Service Continuity Management
Definition
"The practice of ensuring that the availability and performance of a service are maintained at sufficient levels in case of a disaster."
To fulfil the purpose, an organization needs to:
- Develop and manage service continuity plans
- Mitigate service continuity risks
- Ensure awareness and readiness
Key Terms
Disaster: a sudden unplanned event that causes great damage or serious loss to an organization. A disaster is significantly more severe than a normal incident.
Service continuity: the capability of the service provider to continue service operation at acceptable predefined levels following a disaster event or disruptive incident.
Business impact analysis (BIA): a key activity that identifies Vital Business Functions (VBFs) and their dependencies.
Vital business function (VBF): a capability or function of a business process that is required to ensure the success of the business.
Service continuity plans: a set of clearly defined plans describing how an organization will recover from a disaster and return to a pre-disaster condition, considering the four dimensions of service management.
Recovery Objectives
Two critical metrics define recovery expectations:
| Metric | Definition | Example |
|---|---|---|
| Recovery Time Objective (RTO) | Maximum acceptable time to restore service after disaster | Payment processing must be restored within 4 hours |
| Recovery Point Objective (RPO) | Maximum acceptable data loss measured in time | No more than 1 hour of transactions may be lost |
RTO and RPO drive costs. Shorter recovery objectives require more investment in redundancy, backup systems, and failover infrastructure. Organizations must balance their appetite for risk against the cost of achieving aggressive recovery targets. The BIA helps determine which services justify the highest investment.
Processes
Business Impact Analysis
- VBF identification: Determine which business functions are vital.
- Analyse the consequences of disruption: Assess financial, operational, and reputational impact.
- VBF interdependencies identification: Map dependencies between vital functions and supporting services.
- Determination of service continuity requirements: Define RTO and RPO for each vital function.
Developing, Exercising, and Maintaining Service Continuity Plans
- Scope definition: Define which services and functions are covered.
- Policy setting: Establish continuity policies and governance.
- Service continuity strategies development: Select appropriate strategies (hot standby, warm standby, cold standby, reciprocal arrangements).
- Service continuity plans development: Create detailed step-by-step plans.
- Awareness and exercise programme development: Design training and testing programmes.
- Performing exercises: Test plans through tabletop exercises, simulations, and full tests.
- Service continuity audit: Review plan effectiveness and compliance.
Response and Recovery
- Invocation: Formally activate the continuity plan when a disaster is declared.
- Executing service continuity plans: Follow the plan to restore services.
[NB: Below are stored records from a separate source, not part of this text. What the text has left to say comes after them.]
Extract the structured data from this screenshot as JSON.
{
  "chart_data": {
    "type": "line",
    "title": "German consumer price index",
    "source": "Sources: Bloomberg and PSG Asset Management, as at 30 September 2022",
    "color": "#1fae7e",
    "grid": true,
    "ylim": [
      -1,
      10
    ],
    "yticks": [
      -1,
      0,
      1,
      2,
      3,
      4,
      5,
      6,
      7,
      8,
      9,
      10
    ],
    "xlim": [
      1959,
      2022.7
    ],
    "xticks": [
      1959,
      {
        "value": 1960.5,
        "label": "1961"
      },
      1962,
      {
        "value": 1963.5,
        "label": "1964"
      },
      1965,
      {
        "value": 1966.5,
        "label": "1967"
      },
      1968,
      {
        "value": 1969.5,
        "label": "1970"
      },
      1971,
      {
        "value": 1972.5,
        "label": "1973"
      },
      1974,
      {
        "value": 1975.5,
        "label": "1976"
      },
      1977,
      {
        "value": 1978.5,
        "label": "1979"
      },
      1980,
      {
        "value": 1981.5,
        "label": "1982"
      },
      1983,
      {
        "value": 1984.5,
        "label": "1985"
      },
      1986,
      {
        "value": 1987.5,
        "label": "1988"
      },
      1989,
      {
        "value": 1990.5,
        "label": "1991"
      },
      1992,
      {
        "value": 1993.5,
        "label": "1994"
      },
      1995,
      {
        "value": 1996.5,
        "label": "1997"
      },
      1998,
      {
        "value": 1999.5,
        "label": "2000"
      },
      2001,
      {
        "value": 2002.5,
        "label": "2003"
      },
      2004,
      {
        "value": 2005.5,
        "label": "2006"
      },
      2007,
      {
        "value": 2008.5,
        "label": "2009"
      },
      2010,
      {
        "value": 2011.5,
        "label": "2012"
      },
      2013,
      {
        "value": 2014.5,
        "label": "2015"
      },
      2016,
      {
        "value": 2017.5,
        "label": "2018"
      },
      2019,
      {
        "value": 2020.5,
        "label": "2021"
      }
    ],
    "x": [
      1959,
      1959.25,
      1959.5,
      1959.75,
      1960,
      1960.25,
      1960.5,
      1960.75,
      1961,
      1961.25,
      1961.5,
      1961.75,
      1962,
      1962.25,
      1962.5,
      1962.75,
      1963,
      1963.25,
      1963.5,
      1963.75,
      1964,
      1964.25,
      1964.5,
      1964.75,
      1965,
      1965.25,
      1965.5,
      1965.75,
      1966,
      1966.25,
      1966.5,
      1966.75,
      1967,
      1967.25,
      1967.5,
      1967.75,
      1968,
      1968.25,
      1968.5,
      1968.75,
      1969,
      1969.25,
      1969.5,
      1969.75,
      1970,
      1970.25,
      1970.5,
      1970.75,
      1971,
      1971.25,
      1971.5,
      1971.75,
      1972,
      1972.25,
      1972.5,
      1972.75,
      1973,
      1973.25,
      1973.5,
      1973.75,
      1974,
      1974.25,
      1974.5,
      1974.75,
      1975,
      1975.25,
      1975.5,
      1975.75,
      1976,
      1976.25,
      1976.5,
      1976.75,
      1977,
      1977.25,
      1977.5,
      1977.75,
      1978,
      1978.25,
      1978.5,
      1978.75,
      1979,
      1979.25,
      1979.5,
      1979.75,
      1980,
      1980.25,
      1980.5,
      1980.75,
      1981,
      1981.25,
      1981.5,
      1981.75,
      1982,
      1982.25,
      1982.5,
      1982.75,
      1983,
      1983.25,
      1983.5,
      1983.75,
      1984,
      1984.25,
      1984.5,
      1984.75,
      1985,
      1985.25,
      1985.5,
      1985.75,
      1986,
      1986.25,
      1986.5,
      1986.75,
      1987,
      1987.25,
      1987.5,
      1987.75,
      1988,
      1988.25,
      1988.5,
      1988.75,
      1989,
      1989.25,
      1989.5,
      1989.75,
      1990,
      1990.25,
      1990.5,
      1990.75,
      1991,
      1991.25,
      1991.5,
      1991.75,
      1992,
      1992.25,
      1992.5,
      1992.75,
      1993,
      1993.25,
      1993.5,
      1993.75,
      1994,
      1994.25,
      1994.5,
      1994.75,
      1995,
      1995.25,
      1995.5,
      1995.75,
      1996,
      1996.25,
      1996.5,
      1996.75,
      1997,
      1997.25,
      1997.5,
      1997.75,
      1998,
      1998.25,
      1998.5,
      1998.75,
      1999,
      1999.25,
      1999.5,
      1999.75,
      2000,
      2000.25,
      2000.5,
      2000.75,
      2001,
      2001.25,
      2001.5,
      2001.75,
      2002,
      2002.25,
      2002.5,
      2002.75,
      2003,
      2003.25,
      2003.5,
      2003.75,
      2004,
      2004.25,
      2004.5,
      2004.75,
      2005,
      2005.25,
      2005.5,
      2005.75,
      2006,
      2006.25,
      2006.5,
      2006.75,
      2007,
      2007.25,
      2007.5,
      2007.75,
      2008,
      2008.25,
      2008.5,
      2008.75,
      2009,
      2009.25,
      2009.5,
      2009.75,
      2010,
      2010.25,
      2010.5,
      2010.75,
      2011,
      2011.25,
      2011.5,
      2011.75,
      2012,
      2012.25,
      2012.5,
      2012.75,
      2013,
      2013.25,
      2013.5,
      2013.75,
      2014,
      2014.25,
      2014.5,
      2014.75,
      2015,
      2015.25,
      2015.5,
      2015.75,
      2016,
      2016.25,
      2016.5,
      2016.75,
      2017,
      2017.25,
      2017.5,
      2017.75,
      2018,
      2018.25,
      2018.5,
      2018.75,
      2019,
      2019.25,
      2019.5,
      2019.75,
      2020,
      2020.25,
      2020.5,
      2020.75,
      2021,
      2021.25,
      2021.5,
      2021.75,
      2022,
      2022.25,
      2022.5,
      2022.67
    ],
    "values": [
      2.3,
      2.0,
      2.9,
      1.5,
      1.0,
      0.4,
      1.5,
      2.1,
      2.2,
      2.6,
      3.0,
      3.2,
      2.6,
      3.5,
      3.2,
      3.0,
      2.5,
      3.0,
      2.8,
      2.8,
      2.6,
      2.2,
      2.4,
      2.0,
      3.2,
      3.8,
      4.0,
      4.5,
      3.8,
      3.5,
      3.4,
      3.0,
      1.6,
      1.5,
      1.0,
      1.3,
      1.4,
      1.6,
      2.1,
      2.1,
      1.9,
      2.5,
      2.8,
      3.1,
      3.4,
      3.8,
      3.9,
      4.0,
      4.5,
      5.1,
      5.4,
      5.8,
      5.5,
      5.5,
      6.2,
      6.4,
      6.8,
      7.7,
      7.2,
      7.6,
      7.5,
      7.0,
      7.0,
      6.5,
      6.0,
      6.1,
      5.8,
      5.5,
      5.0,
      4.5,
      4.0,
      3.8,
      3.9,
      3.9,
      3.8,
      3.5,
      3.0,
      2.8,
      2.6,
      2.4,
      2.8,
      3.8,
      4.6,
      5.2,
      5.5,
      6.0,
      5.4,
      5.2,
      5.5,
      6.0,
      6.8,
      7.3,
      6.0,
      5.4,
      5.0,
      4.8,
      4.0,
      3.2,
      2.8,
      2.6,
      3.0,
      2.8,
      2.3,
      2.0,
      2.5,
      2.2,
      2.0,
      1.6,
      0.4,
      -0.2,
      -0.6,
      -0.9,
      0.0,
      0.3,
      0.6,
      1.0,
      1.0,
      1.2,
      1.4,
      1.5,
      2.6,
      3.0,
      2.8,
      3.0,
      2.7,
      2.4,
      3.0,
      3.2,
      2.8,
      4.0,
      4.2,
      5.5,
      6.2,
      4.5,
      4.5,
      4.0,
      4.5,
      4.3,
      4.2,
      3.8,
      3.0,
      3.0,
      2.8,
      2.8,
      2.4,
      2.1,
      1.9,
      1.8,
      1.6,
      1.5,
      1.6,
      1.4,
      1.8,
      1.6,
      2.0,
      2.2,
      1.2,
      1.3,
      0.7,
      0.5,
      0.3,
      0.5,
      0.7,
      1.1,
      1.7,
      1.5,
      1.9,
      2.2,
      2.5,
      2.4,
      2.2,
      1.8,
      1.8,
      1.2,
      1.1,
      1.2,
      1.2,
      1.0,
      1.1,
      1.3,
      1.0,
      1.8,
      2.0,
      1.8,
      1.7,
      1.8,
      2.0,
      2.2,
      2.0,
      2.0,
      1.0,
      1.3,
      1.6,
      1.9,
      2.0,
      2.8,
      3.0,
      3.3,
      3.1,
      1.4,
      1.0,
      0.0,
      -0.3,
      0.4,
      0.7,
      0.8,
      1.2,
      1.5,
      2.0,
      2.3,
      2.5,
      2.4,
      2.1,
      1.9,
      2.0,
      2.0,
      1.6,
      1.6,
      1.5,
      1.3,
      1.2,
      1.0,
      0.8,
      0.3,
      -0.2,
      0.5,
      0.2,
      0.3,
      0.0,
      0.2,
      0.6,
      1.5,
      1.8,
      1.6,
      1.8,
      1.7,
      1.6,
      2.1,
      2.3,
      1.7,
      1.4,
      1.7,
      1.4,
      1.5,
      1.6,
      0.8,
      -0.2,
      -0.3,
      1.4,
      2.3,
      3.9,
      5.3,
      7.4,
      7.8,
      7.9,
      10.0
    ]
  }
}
Recommendations for Practice Success
- Understand consumer expectations for continuity and recovery
- Know legal and regulatory continuity requirements
- Avoid creating all continuity plans at once: start with the most critical services
- Keep plans simple and clear: a plan nobody can follow under stress is useless
- Regularly test and practice continuity plans
- Automate response and recovery where possible
- Collaborate with suppliers who are part of the recovery chain
- Embed continuity management in value streams
Key Metrics
| Metric | What it measures |
|---|---|
| Products/services with documented continuity requirements and plans | Coverage |
| Timely updates to continuity plans | Currency |
| RTO achievement | Recovery speed |
| RPO achievement | Data loss prevention |
| Effective continuity measures | Control quality |
| Actual vs expected loss ratio | Risk assessment accuracy |
| Continuity awareness and readiness sessions | Training coverage |
| Continuity plans tested | Testing coverage |
Key Roles
- Service continuity manager: Coordinates continuity planning, testing, and response activities
Software Tools
- Business continuity planning tools
- Emergency management tools
- Risk management tools
- Service configuration management tools
- Remote administration and deployment tools
- Monitoring and event management tools
- Orchestration and integration platforms
- Business Process Modelling (BPM) tools
- Knowledge and document management tools
- Collaboration and communication tools
- Analysis and reporting tools